One of the biggest financial outlays we are likely to face during our lives is a home mortgage. Paying back several hundred thousand pounds, of course, takes time. Recent statistics, however, show that as many as 1 in 6 of us will still be paying off our mortgage by the time we turn 65.
If we take a closer look, however, the statistics reveal an even more alarming trend. We’re much more likely to take our mortgage debt into our retirement years than generations that have gone before.
While younger, first time home buyers are mostly optimistic about paying off their sizeable mortgages by the time they finish work, the FCA says that this may be misplaced confidence on their part.
· Nearly 40% of people who bought their first property with a mortgage in 2017 are likely to be paying it off after the age of 65.

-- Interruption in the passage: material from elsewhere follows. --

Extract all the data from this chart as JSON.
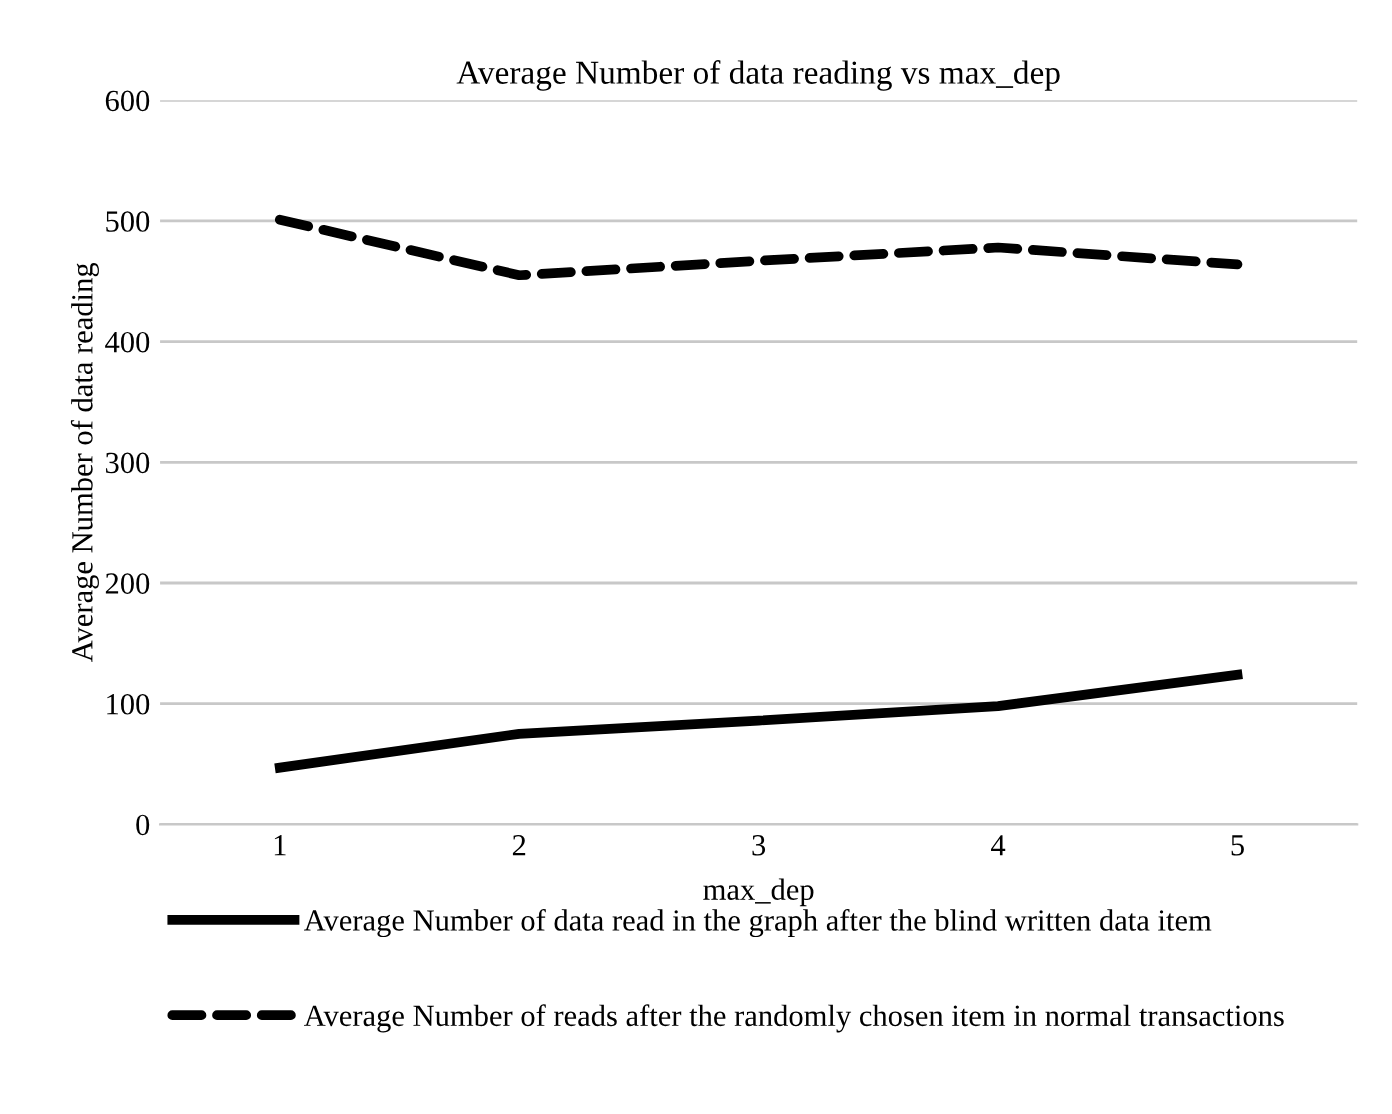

· Even among homeowners over the age of 55, about a quarter know that they will still be paying their mortgage into their seventies.
· Some don’t believe (12%) that they will get to the state where they have fully paid back their mortgage completely before they die.
Why is it Harder to Pay Back Your Mortgage Now?
There are a couple of reasons for this. The first, of course, is the disparity between the rise of house prices and earnings. At the start of the 70s, the average house price was around £5,000. Prices then began to shoot up in the 1980s after right to buy was introduced. Even then the average price was just under £40,000. Today, the average price of a house in the UK is £235,000. In areas like London, it’s £472,000.
The other factor that is affecting whether people are going to be able to pay off their mortgage before retirement is when we are choosing to buy. We’re becoming homeowners much later in life than before. That’s also down to several reasons. The first is that as a population we’re becoming more professional and many of us are in education longer. Saving for a large deposit also means that many potential homeowners have to wait until they have got this together before they can buy. This generally means that we are borrowing more, much later in life and for longer periods.
Other factors can also influence our attempts to pay back our mortgage: starting over after a divorce; dipping into equity in the house to help children or even ending up owing more than the house is currently worth for various reasons.
Should You Be Worried About Paying Off Your Mortgage?
Some people may feel that having their mortgage extend beyond 65 is nothing to worry about, but it could present issues for others. What happens if your pension doesn’t cover the mortgage payments? What happens if you become sick in later life and can’t work? There are several solutions to these potential issues, such as: repaying more while you can, switching to a retirement interest-only mortgage or even paying it off using your pension lump sum. These options might not be suitable for everyone, so it is important to seek professional advice if you are worried that your mortgage is not likely to be paid off before you retire.